Sam thought he was doing the right thing. No amount of reasoning could dissuade him from that certainty. He thought he was a good father to a difficult son. From all appearances, Ryan thought Sam was an absentee father to a screwed-over son. I suspected there was no bridging that kind of perspective gap.
It had taken me a few months to realize that each of Sam’s returns seemed to push Ryan further into himself. Initially, when Sam was gone, there were moments when our son seemed to forget about being sullen—brief windows of time when I’d catch him grinning at something he was streaming on his laptop or when he’d sit at the dinn
er table and offer words that were neither coaxed nor reticent.
Now, the days before Sam came walking through the gate seemed to mark a deepening of Ryan’s resentment—a more intense rejection of our lives in Kathmandu. It was expressed by silence. By distance. And every time Sam left, I got less of Ryan back.
It was a reality I struggled to accept.
After a short shower, Sam joined us in the kitchen.
“Nice,” I said after a kiss that was blessedly devoid of facial hair.
“Thought you’d like it.”
“So—tell me about your trip.”
It took Sam nearly three hours and several bowls of chili to recount the adventures of his latest excursion. He described the challenges of getting through a mountain pass obliterated by a landslide and of using a gap-toothed bamboo bridge to cross a deep ravine.
I had no delusions that Sam’s work was a safe thing. While friends parroted easy truths about the center of God’s will putting us beyond harm’s reach, I lived with the certainty that life as I knew it, such as it was, was contingent on mud not sliding, viruses not spreading, wild animals not attacking, and Sam not over-risking.
I loved the vivacity in his voice as he told Ryan and me about his latest adventures.

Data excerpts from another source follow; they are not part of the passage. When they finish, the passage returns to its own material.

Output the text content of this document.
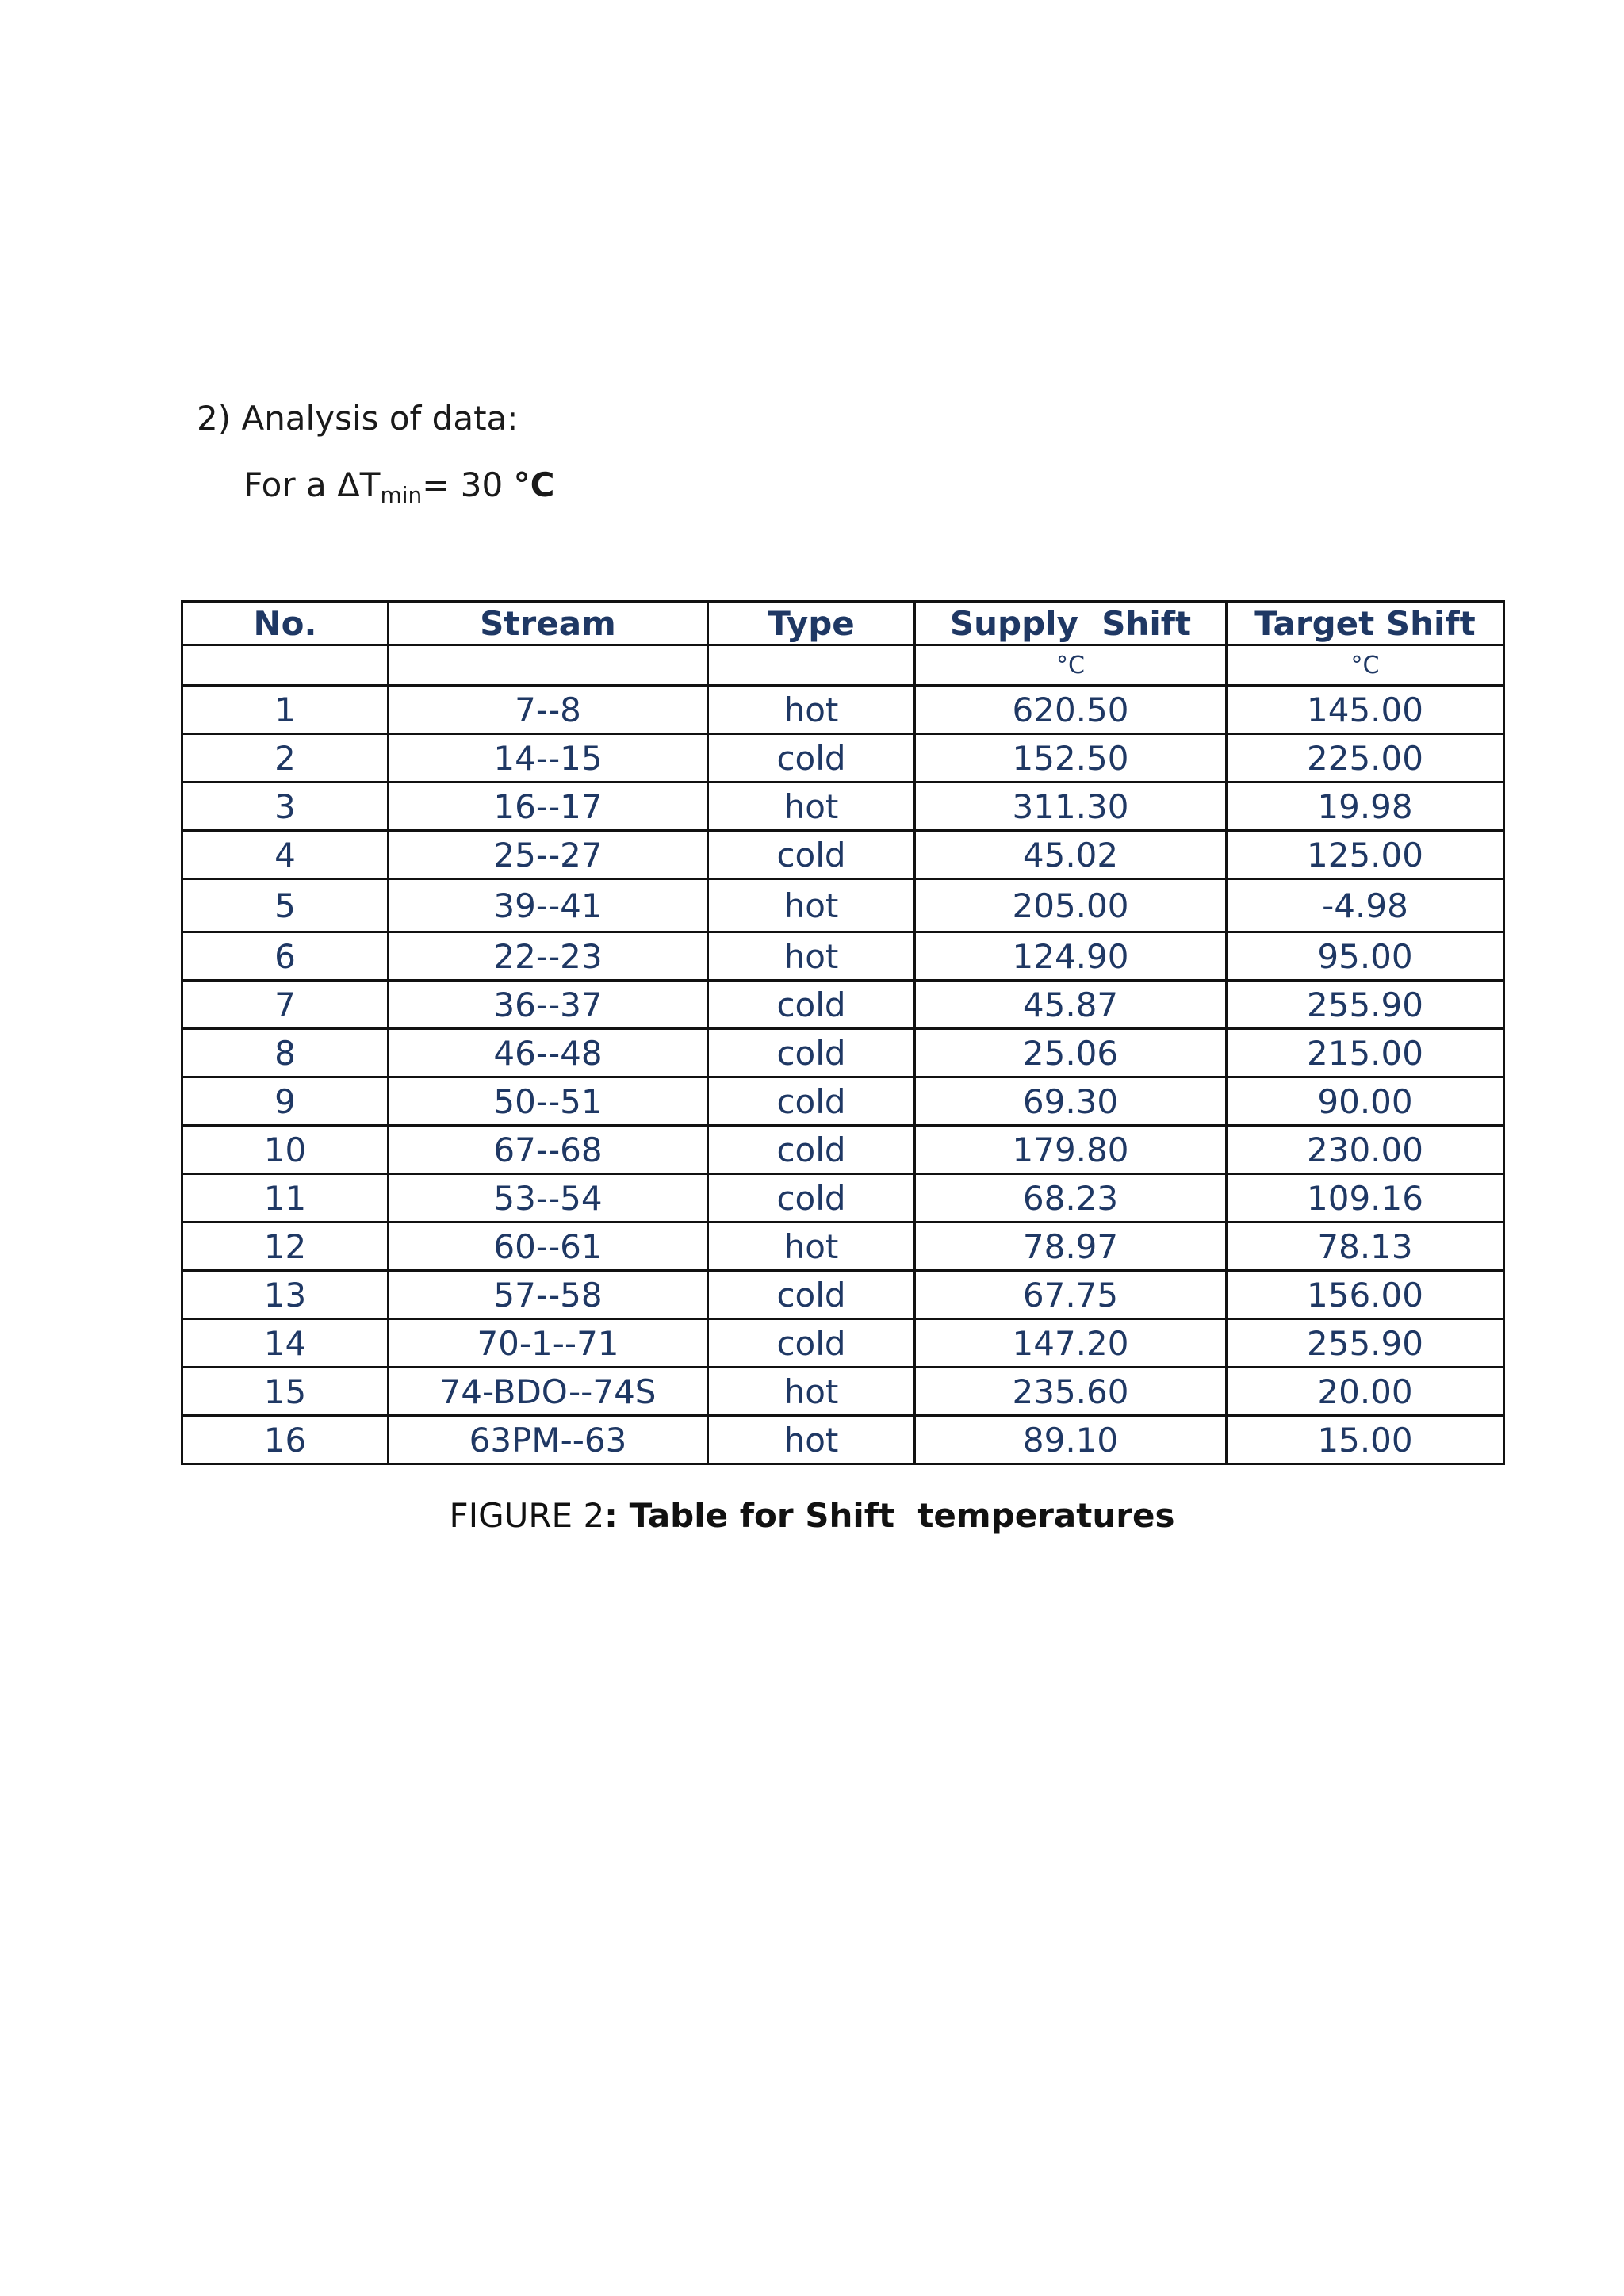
2) Analysis of data:
For a $\Delta T_{min}= 30$ °C
No.	Stream	Type	Supply  Shift	Target Shift
			°C	°C
1	7--8	hot	620.50	145.00
2	14--15	cold	152.50	225.00
3	16--17	hot	311.30	19.98
4	25--27	cold	45.02	125.00
5	39--41	hot	205.00	-4.98
6	22--23	hot	124.90	95.00
7	36--37	cold	45.87	255.90
8	46--48	cold	25.06	215.00
9	50--51	cold	69.30	90.00
10	67--68	cold	179.80	230.00
11	53--54	cold	68.23	109.16
12	60--61	hot	78.97	78.13
13	57--58	cold	67.75	156.00
14	70-1--71	cold	147.20	255.90
15	74-BDO--74S	hot	235.60	20.00
16	63PM--63	hot	89.10	15.00
FIGURE 2: Table for Shift  temperatures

“You should have seen them,” he said around a bite of bread. “We trekked two and a half days from the last bus stop in the mountains to this village so far back into the valley that I thought we’d followed the wrong coordinates. And there they were. Probably fifty, sixty adults and children.” He nodded his thanks for the coffee I poured and went on. “Prakash was great—always is. Talked to the village leaders first and explained what we were doing. They’d already heard about us from the time we spent just up the valley in December.”